F-box/LRR-repeat protein 2 is a protein that in humans is encoded by the FBXL2 gene.[4][5][6]
This gene encodes a member of the F-box protein family which is characterized by an approximately 40 amino acid motif, the F-box. The F-box proteins constitute one of the four subunits of ubiquitin protein ligase complex called SCFs (SKP1-cullin-F-box), which function in phosphorylation-dependent ubiquitination. The F-box proteins are divided into 3 classes: Fbws containing WD-40 domains, Fbls containing leucine-rich repeats, and Fbxs containing either different protein-protein interaction modules or no recognizable motifs. The protein encoded by this gene belongs to the Fbls class and, in addition to an F-box, contains 12 tandem leucine-rich repeats.[6]

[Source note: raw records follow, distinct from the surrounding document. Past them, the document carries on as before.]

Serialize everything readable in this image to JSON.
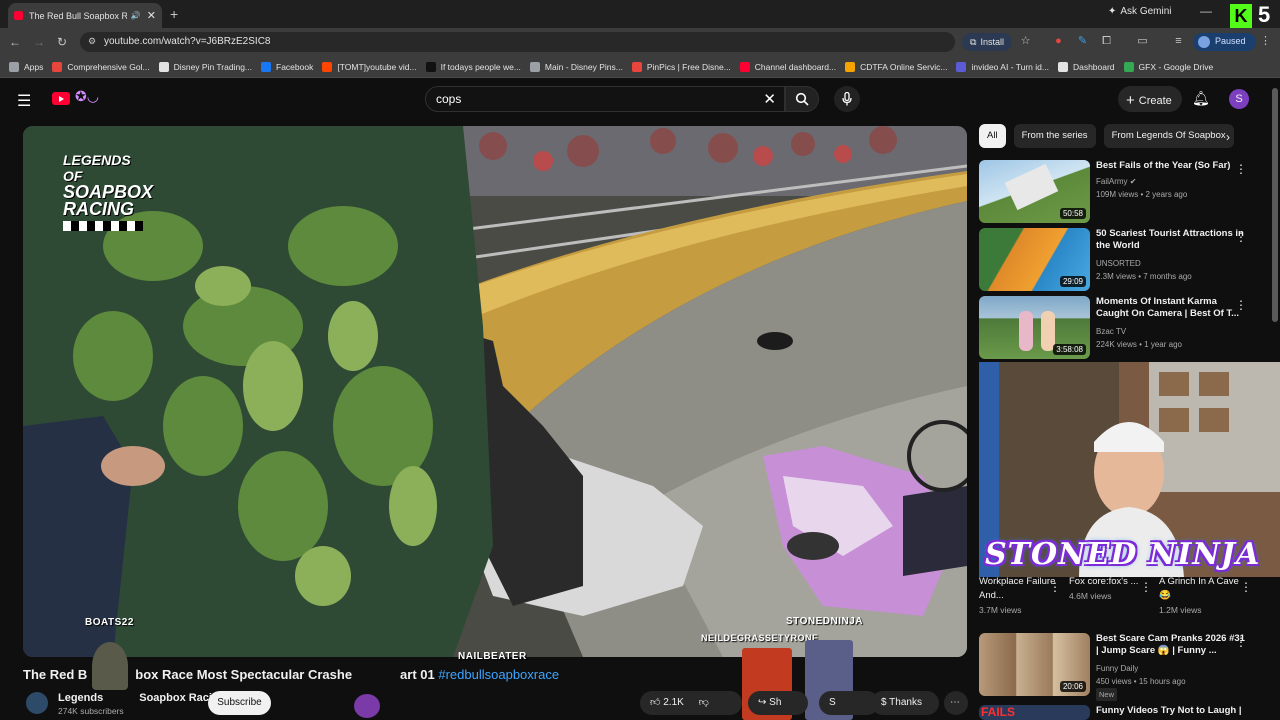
{
  "browser": {
    "tab_title": "The Red Bull Soapbox Race",
    "new_tab": "+",
    "gemini": "Ask Gemini",
    "kick_letter": "K",
    "kick_count": "5",
    "url": "youtube.com/watch?v=J6BRzE2SIC8",
    "install": "Install",
    "paused": "Paused",
    "bookmarks": [
      {
        "label": "Apps",
        "color": "#9aa0a6"
      },
      {
        "label": "Comprehensive Gol...",
        "color": "#e8453c"
      },
      {
        "label": "Disney Pin Trading...",
        "color": "#e3e3e3"
      },
      {
        "label": "Facebook",
        "color": "#1877f2"
      },
      {
        "label": "[TOMT]youtube vid...",
        "color": "#ff4500"
      },
      {
        "label": "If todays people we...",
        "color": "#111111"
      },
      {
        "label": "Main - Disney Pins...",
        "color": "#9aa0a6"
      },
      {
        "label": "PinPics | Free Disne...",
        "color": "#e8453c"
      },
      {
        "label": "Channel dashboard...",
        "color": "#ff0033"
      },
      {
        "label": "CDTFA Online Servic...",
        "color": "#f4a300"
      },
      {
        "label": "invideo AI - Turn id...",
        "color": "#5b5bd6"
      },
      {
        "label": "Dashboard",
        "color": "#e3e3e3"
      },
      {
        "label": "GFX - Google Drive",
        "color": "#34a853"
      }
    ]
  },
  "header": {
    "search_query": "cops",
    "create": "Create",
    "avatar_letter": "S"
  },
  "video": {
    "watermark_line1": "LEGENDS OF",
    "watermark_line2": "SOAPBOX",
    "watermark_line3": "RACING",
    "overlay_names": [
      "BOATS22",
      "STONEDNINJA",
      "NEILDEGRASSETYRONE",
      "NAILBEATER"
    ],
    "title_a": "The Red B",
    "title_b": "box Race Most Spectacular Crashe",
    "title_c": "art 01",
    "hashtag": "#redbullsoapboxrace",
    "channel": "Legends",
    "channel_b": "Soapbox Racing",
    "subscribers": "274K subscribers",
    "subscribe": "Subscribe",
    "likes": "2.1K",
    "share": "Sh",
    "save": "S",
    "thanks": "Thanks"
  },
  "chips": [
    "All",
    "From the series",
    "From Legends Of Soapbox"
  ],
  "recommendations": [
    {
      "title": "Best Fails of the Year (So Far)",
      "channel": "FailArmy",
      "meta": "109M views • 2 years ago",
      "duration": "50:58",
      "verified": true
    },
    {
      "title": "50 Scariest Tourist Attractions in the World",
      "channel": "UNSORTED",
      "meta": "2.3M views • 7 months ago",
      "duration": "29:09"
    },
    {
      "title": "Moments Of Instant Karma Caught On Camera | Best Of T...",
      "channel": "Bzac TV",
      "meta": "224K views • 1 year ago",
      "duration": "3:58:08"
    }
  ],
  "webcam_text": "STONED NINJA",
  "shorts": [
    {
      "title": "Workplace Failure And...",
      "views": "3.7M views"
    },
    {
      "title": "Fox core:fox's ...",
      "views": "4.6M views"
    },
    {
      "title": "A Grinch In A Cave 😂",
      "views": "1.2M views"
    }
  ],
  "recommendations2": [
    {
      "title": "Best Scare Cam Pranks 2026 #31 | Jump Scare 😱 | Funny ...",
      "channel": "Funny Daily",
      "meta": "450 views • 15 hours ago",
      "badge": "New",
      "duration": "20:06"
    },
    {
      "title": "Funny Videos Try Not to Laugh |",
      "thumb_text": "FAILS"
    }
  ]
}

FBXL2 is a highly conserved F-box protein that directly binds substrates and, thus, determines the specificity of the SCF ubiquitin ligase complex. FBXL2 contains a typical CaaX motif that is post-translationally modified by geranyl-geranylation for targeting to cellular membranes.[7][8][9] The importance of the ubiquitin ligase activity of FBXL2 was originally shown in an unbiased screen for cellular host factors necessary for Hepatitis C virus replication.[7] Geranyl-geranylation of FBXL2 is essential also for its pro-survival function in mediating poly-ubiquitylation and proteasomal degradation of IP3R3 (a calcium channel at the endoplasmic reticulum)[9] and p85β (the regulatory subunit of PI3-Kinases).[8]
PI3Ks are heterodimeric lipid kinases composed of a p110 catalytic subunit and a p85 regulatory subunit. FBXL2 interacts with the pool of p85β that is free of p110 subunits to promote p85β, but not p85α, degradation.[8] The degradation of p85β via FBXL2 maintains the balance between p85β monomers and p110-p85 heterodimers for efficient activation of PI3K in response to mitogens.

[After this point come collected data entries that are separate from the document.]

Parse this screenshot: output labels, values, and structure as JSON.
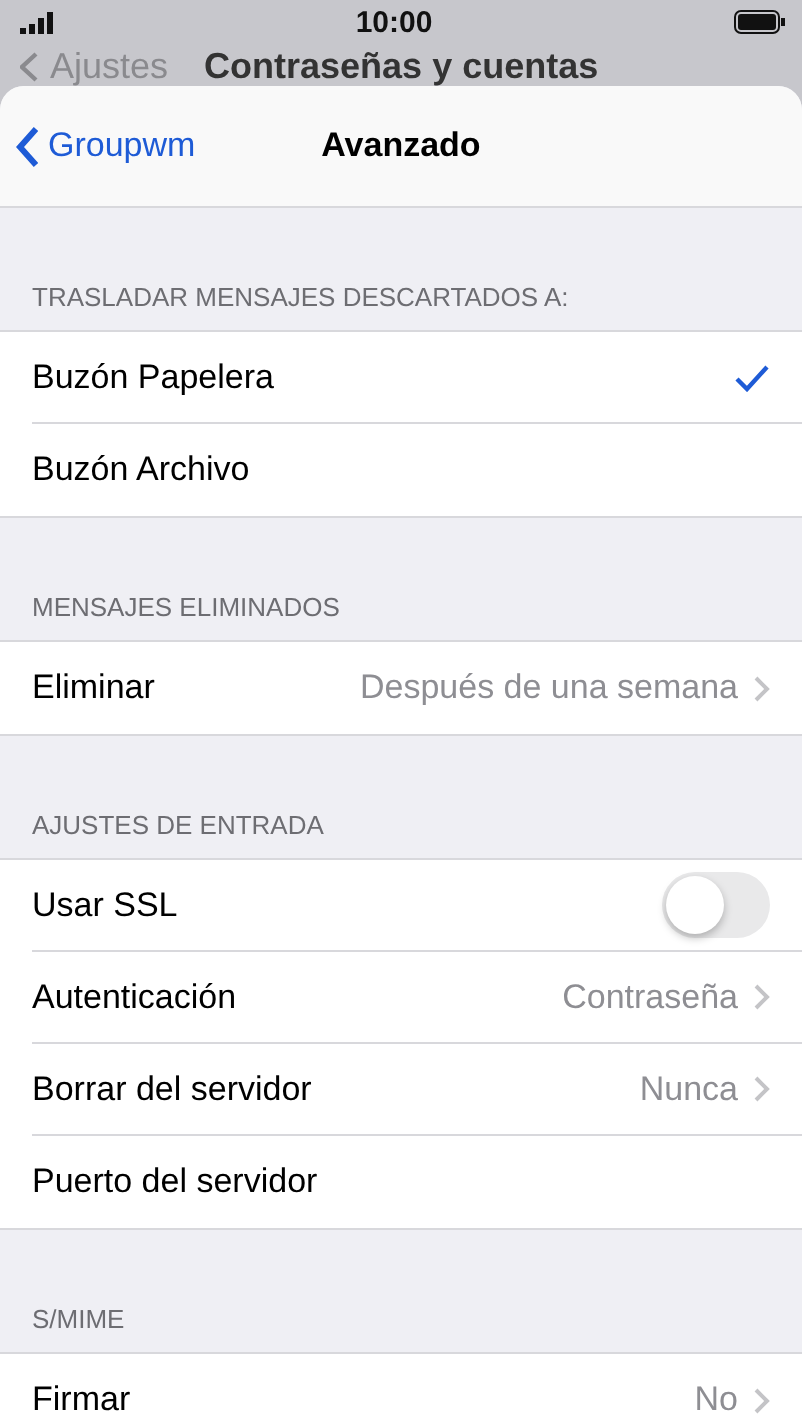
{
  "status_bar": {
    "time": "10:00"
  },
  "background_nav": {
    "back": "Ajustes",
    "title": "Contraseñas y cuentas"
  },
  "nav": {
    "back": "Groupwm",
    "title": "Avanzado"
  },
  "sections": [
    {
      "header": "TRASLADAR MENSAJES DESCARTADOS A:",
      "rows": [
        {
          "kind": "choice",
          "label": "Buzón Papelera",
          "selected": true
        },
        {
          "kind": "choice",
          "label": "Buzón Archivo",
          "selected": false
        }
      ]
    },
    {
      "header": "MENSAJES ELIMINADOS",
      "rows": [
        {
          "kind": "detail",
          "label": "Eliminar",
          "value": "Después de una semana"
        }
      ]
    },
    {
      "header": "AJUSTES DE ENTRADA",
      "rows": [
        {
          "kind": "toggle",
          "label": "Usar SSL",
          "on": false
        },
        {
          "kind": "detail",
          "label": "Autenticación",
          "value": "Contraseña"
        },
        {
          "kind": "detail",
          "label": "Borrar del servidor",
          "value": "Nunca"
        },
        {
          "kind": "plain",
          "label": "Puerto del servidor"
        }
      ]
    },
    {
      "header": "S/MIME",
      "rows": [
        {
          "kind": "detail",
          "label": "Firmar",
          "value": "No"
        }
      ]
    }
  ]
}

In response to IP3 (inositol 1,4,5-trisphosphate) production, calcium (Ca2+) flux between the endoplasmic reticulum and mitochondria is carried out by IP3 receptors (IP3Rs). This event is critical for cellular bioenergetics. The duration and the extent of Ca2+ release from IP3Rs determine whether cells survive or die: basal levels of Ca2+ release and uptake by the mitochondria is necessary for oxidative phosphorylation and ATP production. However, excessive and/or persistent Ca2+ flux results in mitochondrial Ca2+ overload and apoptosis. FBXL2 targets IP3R3 for degradation to avoid an excessive and prolonged flux of Ca2+ and to attenuate apoptosis in response to stress.[9] This process requires presence of FBXL2 at membranes via geranylgeranylation, and is sensitive to GGTi-2418 (a CaaX peptidomimetic geranylgeranylation inhibitor that reached clinical trials). The degradation of IP3R3 is antagonized by the tumor suppressor PTEN, which competes with FBXL2 for binding to IP3R3, thereby preventing IP3R3 degradation and promoting cell death. FBXL2 is geranylgeranylated by GGTase3, a fourth and novel member of the human family of prenyltransferases, identified by the Pagano laboratory.[10]